When you spent 90% of your last four days (awake or asleep) in the robotics lab (I actually did out the math on this one).

When you realize that this is the only the fourth day in the past six weeks I haven’t been to the robotics room…

When the word “magic” is applied to about 6 different tools in the shop, 4 of them being “the magic wrench” and everyone on the team still knows which one you mean.

When the only reason you aren’t still programming the robot is because ALL of your batteries are too dead to shoot consistently.

When you have just spent more time in the school in one weekend than you would in a normal week.

When you are so deep sleprived that… zzzzzz

When you have fallen asleep every time you have sat down today.

When autonomous mode really just doesn’t seem that important any more. And not because you have more important things to do, just because you’re too tired to bother.

When you realize that you’ve been running your robot for the past 24 hours without bolting down the shooter (D’oh)
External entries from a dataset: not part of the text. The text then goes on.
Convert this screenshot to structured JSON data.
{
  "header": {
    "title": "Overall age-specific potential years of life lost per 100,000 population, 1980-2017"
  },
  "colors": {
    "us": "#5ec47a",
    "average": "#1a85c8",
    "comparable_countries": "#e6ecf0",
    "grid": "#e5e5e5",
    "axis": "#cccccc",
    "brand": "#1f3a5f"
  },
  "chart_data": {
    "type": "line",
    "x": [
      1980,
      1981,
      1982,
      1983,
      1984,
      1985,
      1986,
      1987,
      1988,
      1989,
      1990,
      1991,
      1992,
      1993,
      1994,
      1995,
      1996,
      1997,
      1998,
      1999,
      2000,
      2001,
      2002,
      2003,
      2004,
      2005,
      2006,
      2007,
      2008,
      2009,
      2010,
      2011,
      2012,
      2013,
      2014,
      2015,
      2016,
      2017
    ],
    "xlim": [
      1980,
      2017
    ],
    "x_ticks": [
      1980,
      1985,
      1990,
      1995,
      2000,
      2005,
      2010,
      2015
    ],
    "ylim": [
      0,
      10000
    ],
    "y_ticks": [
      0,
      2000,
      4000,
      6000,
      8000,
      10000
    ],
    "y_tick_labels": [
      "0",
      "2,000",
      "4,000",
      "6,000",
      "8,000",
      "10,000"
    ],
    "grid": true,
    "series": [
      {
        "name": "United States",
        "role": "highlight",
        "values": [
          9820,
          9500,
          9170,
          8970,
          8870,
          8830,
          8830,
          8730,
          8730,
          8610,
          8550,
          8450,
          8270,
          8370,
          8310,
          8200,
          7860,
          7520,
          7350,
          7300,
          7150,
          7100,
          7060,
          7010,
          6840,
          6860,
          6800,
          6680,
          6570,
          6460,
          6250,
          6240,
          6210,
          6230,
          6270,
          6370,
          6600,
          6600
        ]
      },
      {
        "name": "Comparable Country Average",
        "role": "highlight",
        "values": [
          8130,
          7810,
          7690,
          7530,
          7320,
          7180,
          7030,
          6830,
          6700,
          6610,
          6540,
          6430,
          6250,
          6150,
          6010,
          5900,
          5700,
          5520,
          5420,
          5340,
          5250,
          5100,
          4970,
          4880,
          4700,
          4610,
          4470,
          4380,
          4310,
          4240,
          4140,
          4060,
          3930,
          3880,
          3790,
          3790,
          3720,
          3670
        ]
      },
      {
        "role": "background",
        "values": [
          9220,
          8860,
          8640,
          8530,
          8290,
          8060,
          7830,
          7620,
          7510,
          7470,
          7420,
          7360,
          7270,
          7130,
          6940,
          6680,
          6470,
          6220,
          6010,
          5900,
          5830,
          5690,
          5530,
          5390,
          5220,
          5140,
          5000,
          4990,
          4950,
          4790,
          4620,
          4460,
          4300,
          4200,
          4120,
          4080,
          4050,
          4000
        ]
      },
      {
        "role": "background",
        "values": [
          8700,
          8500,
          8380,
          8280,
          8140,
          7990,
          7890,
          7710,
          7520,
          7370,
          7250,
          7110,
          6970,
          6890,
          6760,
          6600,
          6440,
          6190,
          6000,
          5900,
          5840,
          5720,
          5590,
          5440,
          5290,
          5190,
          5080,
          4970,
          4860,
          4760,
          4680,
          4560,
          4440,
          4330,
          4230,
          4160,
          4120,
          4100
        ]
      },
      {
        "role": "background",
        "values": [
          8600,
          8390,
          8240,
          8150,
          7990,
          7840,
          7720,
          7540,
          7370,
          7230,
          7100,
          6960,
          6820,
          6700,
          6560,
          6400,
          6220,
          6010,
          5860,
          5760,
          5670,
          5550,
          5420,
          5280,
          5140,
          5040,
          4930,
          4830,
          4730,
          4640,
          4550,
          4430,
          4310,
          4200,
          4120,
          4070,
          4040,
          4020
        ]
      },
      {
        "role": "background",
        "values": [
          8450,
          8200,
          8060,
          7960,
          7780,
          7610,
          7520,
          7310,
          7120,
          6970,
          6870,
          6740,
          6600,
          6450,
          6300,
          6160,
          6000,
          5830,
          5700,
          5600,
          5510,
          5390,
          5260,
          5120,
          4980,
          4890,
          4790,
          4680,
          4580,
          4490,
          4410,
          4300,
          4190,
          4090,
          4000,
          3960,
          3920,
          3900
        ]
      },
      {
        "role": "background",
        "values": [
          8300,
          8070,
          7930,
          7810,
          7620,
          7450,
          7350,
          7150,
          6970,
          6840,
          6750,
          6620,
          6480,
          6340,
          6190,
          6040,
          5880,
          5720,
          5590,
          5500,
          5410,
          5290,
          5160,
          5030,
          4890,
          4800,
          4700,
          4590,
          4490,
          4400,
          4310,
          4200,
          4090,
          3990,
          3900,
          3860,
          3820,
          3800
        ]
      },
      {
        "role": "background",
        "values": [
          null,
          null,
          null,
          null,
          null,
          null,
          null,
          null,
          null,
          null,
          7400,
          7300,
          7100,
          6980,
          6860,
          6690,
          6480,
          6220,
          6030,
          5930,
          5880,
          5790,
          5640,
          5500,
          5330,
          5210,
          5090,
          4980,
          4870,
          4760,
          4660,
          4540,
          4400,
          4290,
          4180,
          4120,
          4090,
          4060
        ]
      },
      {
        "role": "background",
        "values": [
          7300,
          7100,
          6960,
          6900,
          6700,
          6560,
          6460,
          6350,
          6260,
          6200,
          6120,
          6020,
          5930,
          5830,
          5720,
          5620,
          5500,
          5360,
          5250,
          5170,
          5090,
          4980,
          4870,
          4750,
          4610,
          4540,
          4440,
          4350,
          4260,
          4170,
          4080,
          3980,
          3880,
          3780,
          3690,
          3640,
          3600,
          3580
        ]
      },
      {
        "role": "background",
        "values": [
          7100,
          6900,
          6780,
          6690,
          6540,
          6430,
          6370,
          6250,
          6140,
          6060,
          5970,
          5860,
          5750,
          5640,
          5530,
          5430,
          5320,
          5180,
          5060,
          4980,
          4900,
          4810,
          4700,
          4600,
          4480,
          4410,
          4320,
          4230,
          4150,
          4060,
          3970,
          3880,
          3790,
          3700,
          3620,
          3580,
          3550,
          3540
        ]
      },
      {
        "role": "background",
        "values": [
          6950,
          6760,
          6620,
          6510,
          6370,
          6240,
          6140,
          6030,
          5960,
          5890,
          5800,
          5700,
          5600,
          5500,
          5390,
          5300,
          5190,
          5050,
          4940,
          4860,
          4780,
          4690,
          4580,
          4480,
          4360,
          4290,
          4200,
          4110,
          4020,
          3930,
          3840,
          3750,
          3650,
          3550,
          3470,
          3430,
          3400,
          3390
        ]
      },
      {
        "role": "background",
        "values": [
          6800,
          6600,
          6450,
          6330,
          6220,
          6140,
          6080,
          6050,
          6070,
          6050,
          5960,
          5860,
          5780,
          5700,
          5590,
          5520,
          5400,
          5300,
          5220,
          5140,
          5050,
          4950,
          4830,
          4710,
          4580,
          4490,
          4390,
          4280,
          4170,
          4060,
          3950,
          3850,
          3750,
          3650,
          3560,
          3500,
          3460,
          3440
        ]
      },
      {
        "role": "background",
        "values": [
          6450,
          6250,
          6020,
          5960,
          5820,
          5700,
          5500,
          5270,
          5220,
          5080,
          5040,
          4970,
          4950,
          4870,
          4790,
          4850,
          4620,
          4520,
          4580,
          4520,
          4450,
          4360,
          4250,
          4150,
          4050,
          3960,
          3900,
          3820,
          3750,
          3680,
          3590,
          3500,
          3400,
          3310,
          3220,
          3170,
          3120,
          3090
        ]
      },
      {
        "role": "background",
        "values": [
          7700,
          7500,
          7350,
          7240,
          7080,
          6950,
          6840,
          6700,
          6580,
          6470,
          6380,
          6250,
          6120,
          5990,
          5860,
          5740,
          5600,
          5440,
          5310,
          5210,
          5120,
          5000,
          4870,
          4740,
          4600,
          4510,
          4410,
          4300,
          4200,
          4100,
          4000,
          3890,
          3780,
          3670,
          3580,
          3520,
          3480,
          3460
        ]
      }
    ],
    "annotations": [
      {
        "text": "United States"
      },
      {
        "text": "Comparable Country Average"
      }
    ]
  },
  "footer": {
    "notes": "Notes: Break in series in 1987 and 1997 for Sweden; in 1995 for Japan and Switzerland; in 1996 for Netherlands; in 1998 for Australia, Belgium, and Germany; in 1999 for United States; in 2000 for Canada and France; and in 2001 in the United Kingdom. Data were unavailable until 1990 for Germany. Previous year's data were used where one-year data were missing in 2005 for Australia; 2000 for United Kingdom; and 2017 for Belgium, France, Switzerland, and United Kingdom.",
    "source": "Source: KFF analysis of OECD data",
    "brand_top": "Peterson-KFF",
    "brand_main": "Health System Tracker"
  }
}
When you haven’t eaten a meal at home in 5 days (and you usually eat at least two every day), and you haven’t eaten at all in 18 hours.

When wednesday morining comes around and you decide that you’re too tired to bother starting your homework for the weekend.

When you’re browsing chiefdelphi instead of sleeping… even though you desperately need the sleep and are staring blankly at the screen even as I type.

When the robot actually works

  - Toby

Overclocked, 246

  • You’re tired of standing and lean against a drill press, and fall asleep (oops)
  • Class? What class?
  • You eat pizza out of the fridge when nobody knows how it got there, or how long it’s been there
  • Showering is for the weak
  • The cleaning ladies bring you copies of the paper, with your robot on the front page… while you’re still testing at 7 am
  • You nickname the overweight robot ‘Tubby’ and the entire team convulses with laughter
  • You paint the crate beautifully… upside down
  • You have eaten a whole loaf of bread’s worth of PB&J in one week

When the programmers decide to go on strike, because they wantto test their code.

Parents call at 3 am to see what time you will be coming home tomorrow morning

Have to do off-roading to get the cars past the locked gates.

When you can’t remember your last actual meal.

When EVERYTHING looks like a robot.

When washing your hair in a sink is a viable vanity option.

When you start discussing new and unusual uses for the practice poof balls.